One evening she was invited up to sing with her friend, the guy who introduced her to Crested Butte, and his duo partner. “I told him I couldn’t sing,” but she found her courage and her voice. Still, she admits, “I truly thought the other musician was merely tolerating me because I was his partner’s friend, and then one night when I was leaving he said, ‘I want you to hear a song I wrote.’
“Well, you could have knocked me over with a feather because it was a love song.” Bill Dowell had written that song just for her, and her friend, Steve Farley, had opened more than one door for her. Bill and Patti have been together 11 years and were married in 2009. The trio still plays gigs together.
She still catches those waves and wind whenever she can via a trip every spring to a beach somewhere, but Patti’s true passion and goal is helping people deal with their pain through Reiki, body work and Ortho-bionomy. “It’s so nice to be middle-aged and so jazzed about what I’m doing. For the first time I have the tools to help people. The Ortho-bionomy has given me this passion that I never had before and a thirst for learning, and there’s so much more to learn.”
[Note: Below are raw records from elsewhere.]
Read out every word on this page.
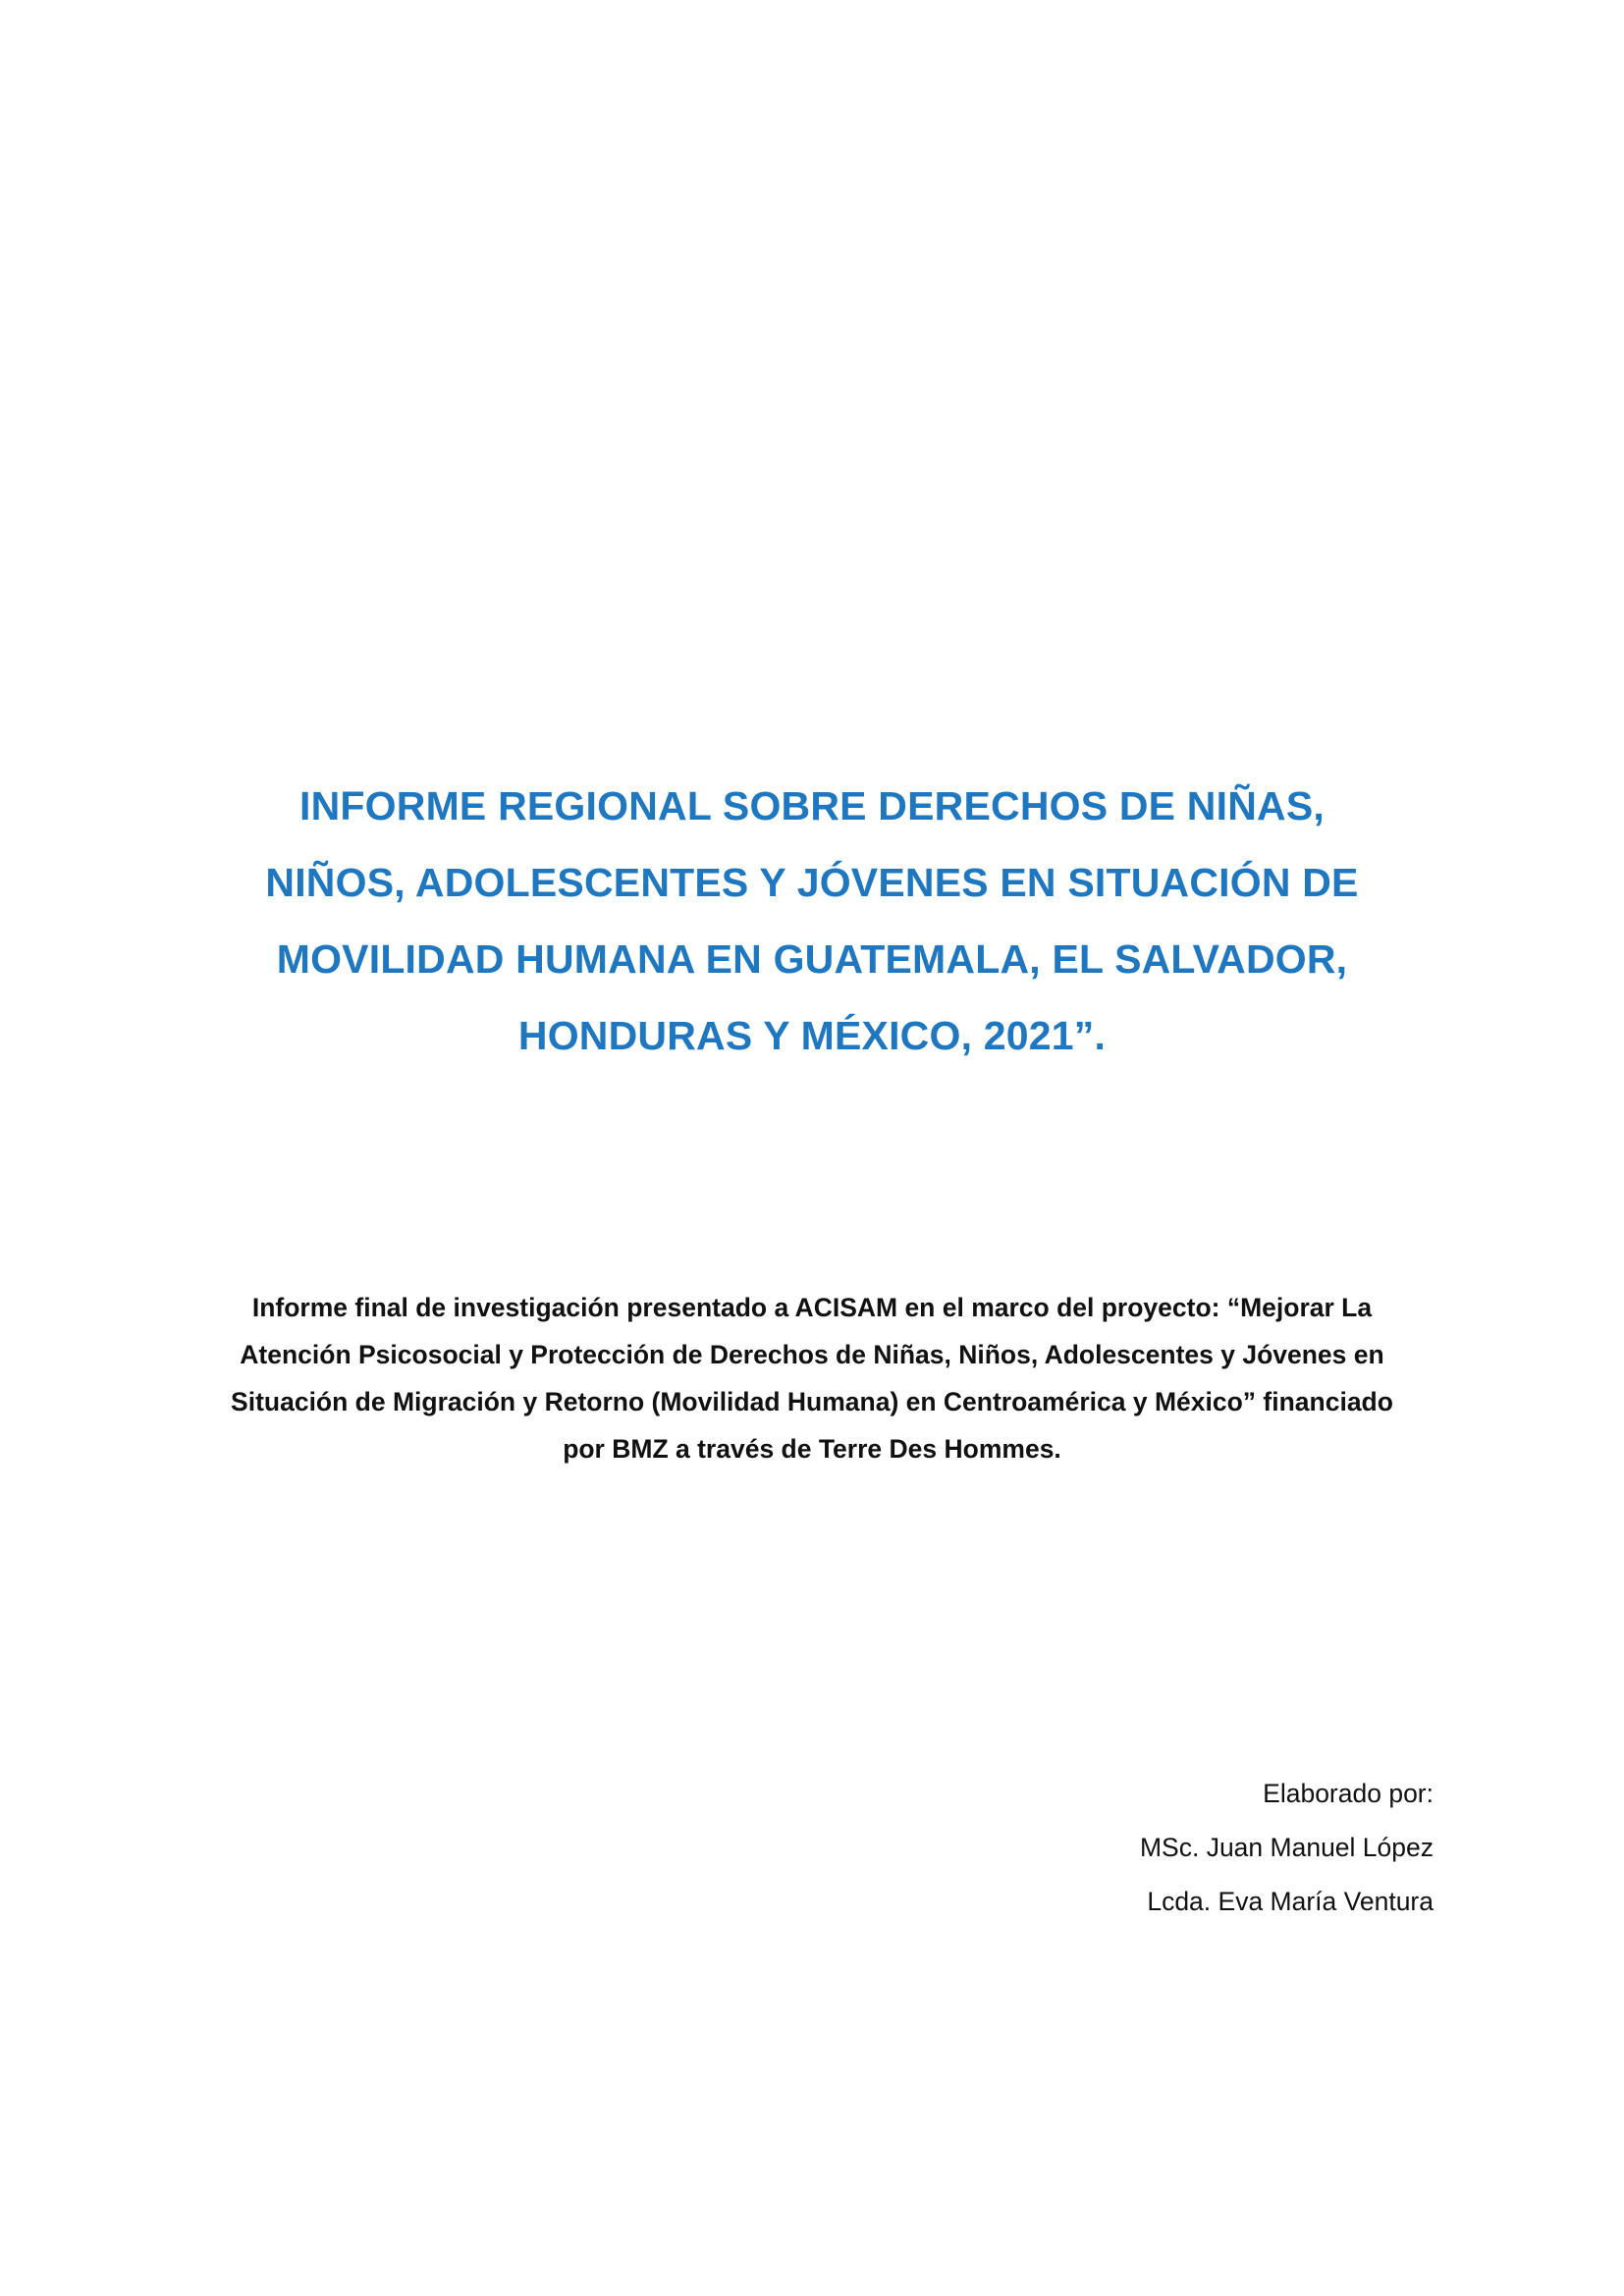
INFORME REGIONAL SOBRE DERECHOS DE NIÑAS,
NIÑOS, ADOLESCENTES Y JÓVENES EN SITUACIÓN DE
MOVILIDAD HUMANA EN GUATEMALA, EL SALVADOR,
HONDURAS Y MÉXICO, 2021”.
Informe final de investigación presentado a ACISAM en el marco del proyecto: “Mejorar La
Atención Psicosocial y Protección de Derechos de Niñas, Niños, Adolescentes y Jóvenes en
Situación de Migración y Retorno (Movilidad Humana) en Centroamérica y México” financiado
por BMZ a través de Terre Des Hommes.
Elaborado por:
MSc. Juan Manuel López
Lcda. Eva María Ventura
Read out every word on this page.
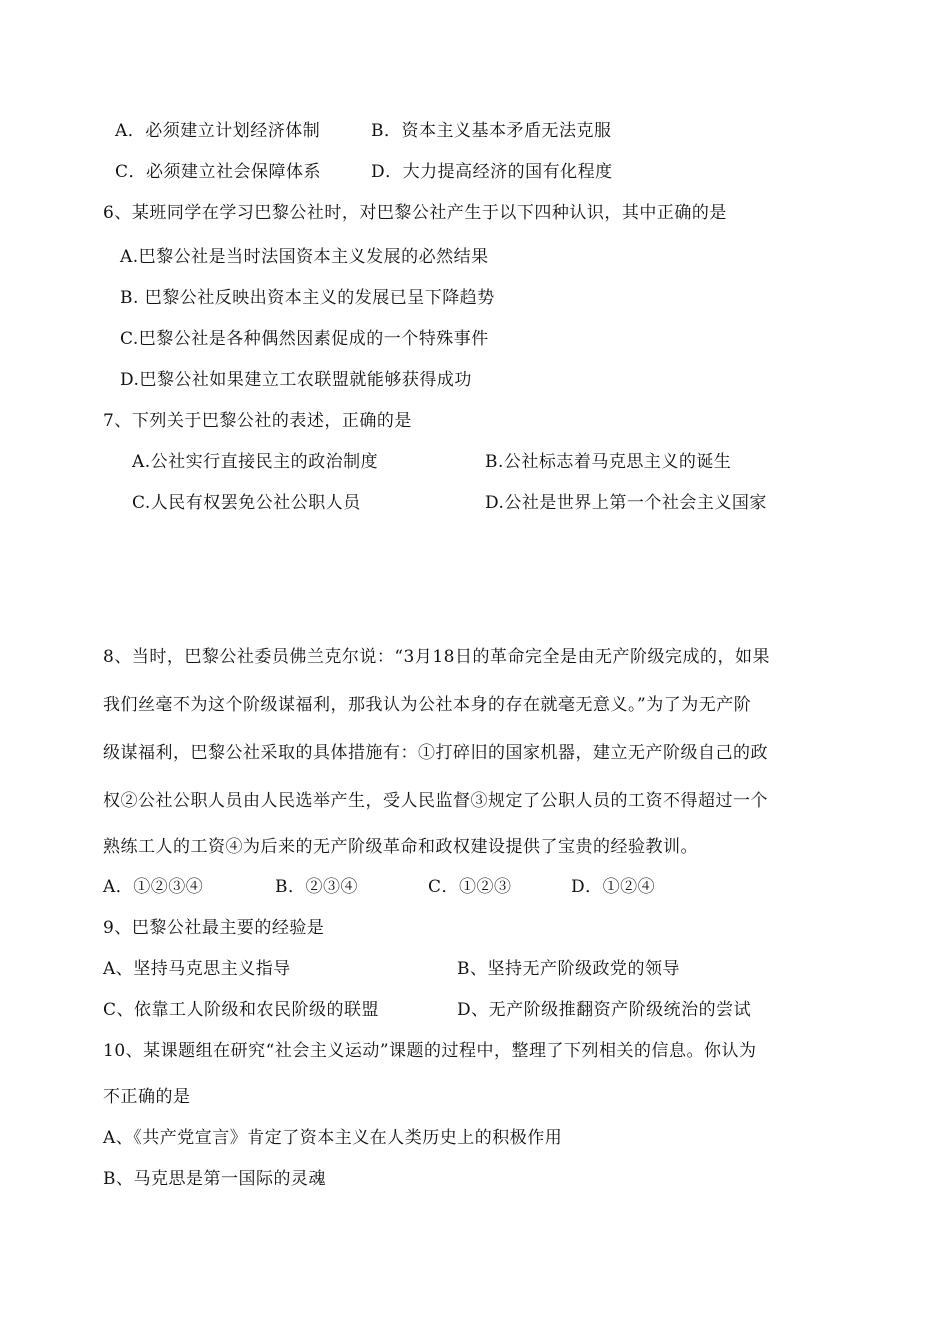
A．必须建立计划经济体制	B．资本主义基本矛盾无法克服
C．必须建立社会保障体系	D．大力提高经济的国有化程度
6、某班同学在学习巴黎公社时，对巴黎公社产生于以下四种认识，其中正确的是
A.巴黎公社是当时法国资本主义发展的必然结果
B. 巴黎公社反映出资本主义的发展已呈下降趋势
C.巴黎公社是各种偶然因素促成的一个特殊事件
D.巴黎公社如果建立工农联盟就能够获得成功
7、下列关于巴黎公社的表述，正确的是
A.公社实行直接民主的政治制度	B.公社标志着马克思主义的诞生
C.人民有权罢免公社公职人员	D.公社是世界上第一个社会主义国家
8、当时，巴黎公社委员佛兰克尔说：“3月18日的革命完全是由无产阶级完成的，如果
我们丝毫不为这个阶级谋福利，那我认为公社本身的存在就毫无意义。”为了为无产阶
级谋福利，巴黎公社采取的具体措施有：①打碎旧的国家机器，建立无产阶级自己的政
权②公社公职人员由人民选举产生，受人民监督③规定了公职人员的工资不得超过一个
熟练工人的工资④为后来的无产阶级革命和政权建设提供了宝贵的经验教训。
A．①②③④	B．②③④	C．①②③	D．①②④
9、巴黎公社最主要的经验是
A、坚持马克思主义指导	B、坚持无产阶级政党的领导
C、依靠工人阶级和农民阶级的联盟	D、无产阶级推翻资产阶级统治的尝试
10、某课题组在研究“社会主义运动”课题的过程中，整理了下列相关的信息。你认为
不正确的是
A、《共产党宣言》肯定了资本主义在人类历史上的积极作用
B、马克思是第一国际的灵魂
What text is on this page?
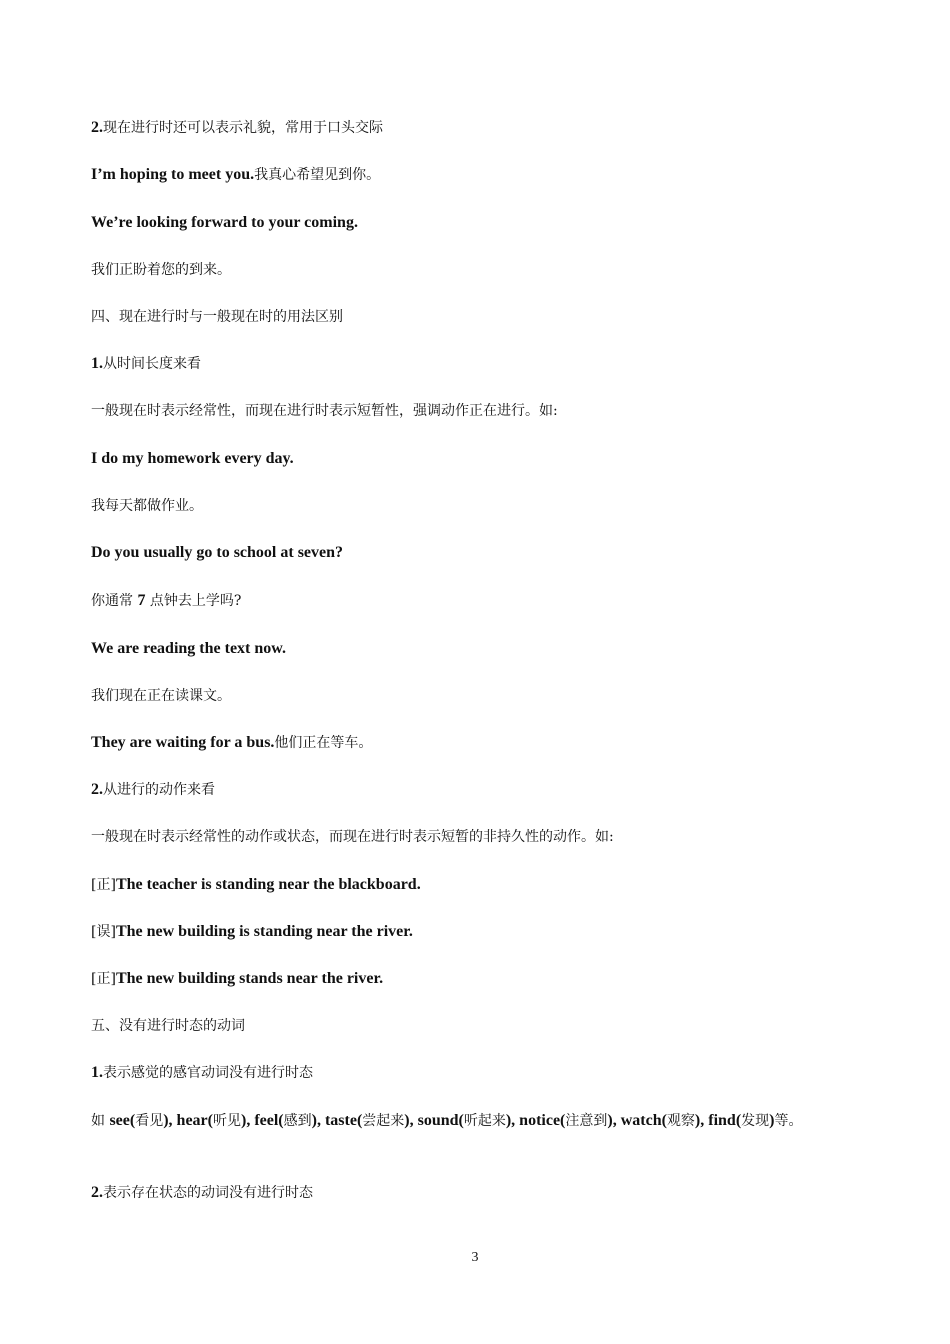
2.现在进行时还可以表示礼貌，常用于口头交际
I’m hoping to meet you.我真心希望见到你。
We’re looking forward to your coming.
我们正盼着您的到来。
四、现在进行时与一般现在时的用法区别
1.从时间长度来看
一般现在时表示经常性，而现在进行时表示短暂性，强调动作正在进行。如:
I do my homework every day.
我每天都做作业。
Do you usually go to school at seven?
你通常 7 点钟去上学吗?
We are reading the text now.
我们现在正在读课文。
They are waiting for a bus.他们正在等车。
2.从进行的动作来看
一般现在时表示经常性的动作或状态，而现在进行时表示短暂的非持久性的动作。如:
[正]The teacher is standing near the blackboard.
[误]The new building is standing near the river.
[正]The new building stands near the river.
五、没有进行时态的动词
1.表示感觉的感官动词没有进行时态
如 see(看见), hear(听见), feel(感到), taste(尝起来), sound(听起来), notice(注意到), watch(观察), find(发现)等。
2.表示存在状态的动词没有进行时态
3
As for the beach-girl’s home in a landlocked mountain town, Patti says, “I love the community. It’s authentic. People aren’t trying to be something they’re not here.” She laughs about even entertaining a thought to return to Florida, “I just finally got used to winter. I like the rhythm of winter. My energy wanes as the sun sets and there’s a peacefulness to winter. The year we got married there was a hard freeze the night before our wedding. That year we got 400 inches of snow…”
With their wedding anniversary Thursday, August 15, an encore performance of a silvery frost followed by a winter of substantial dumpage would be a great tribute.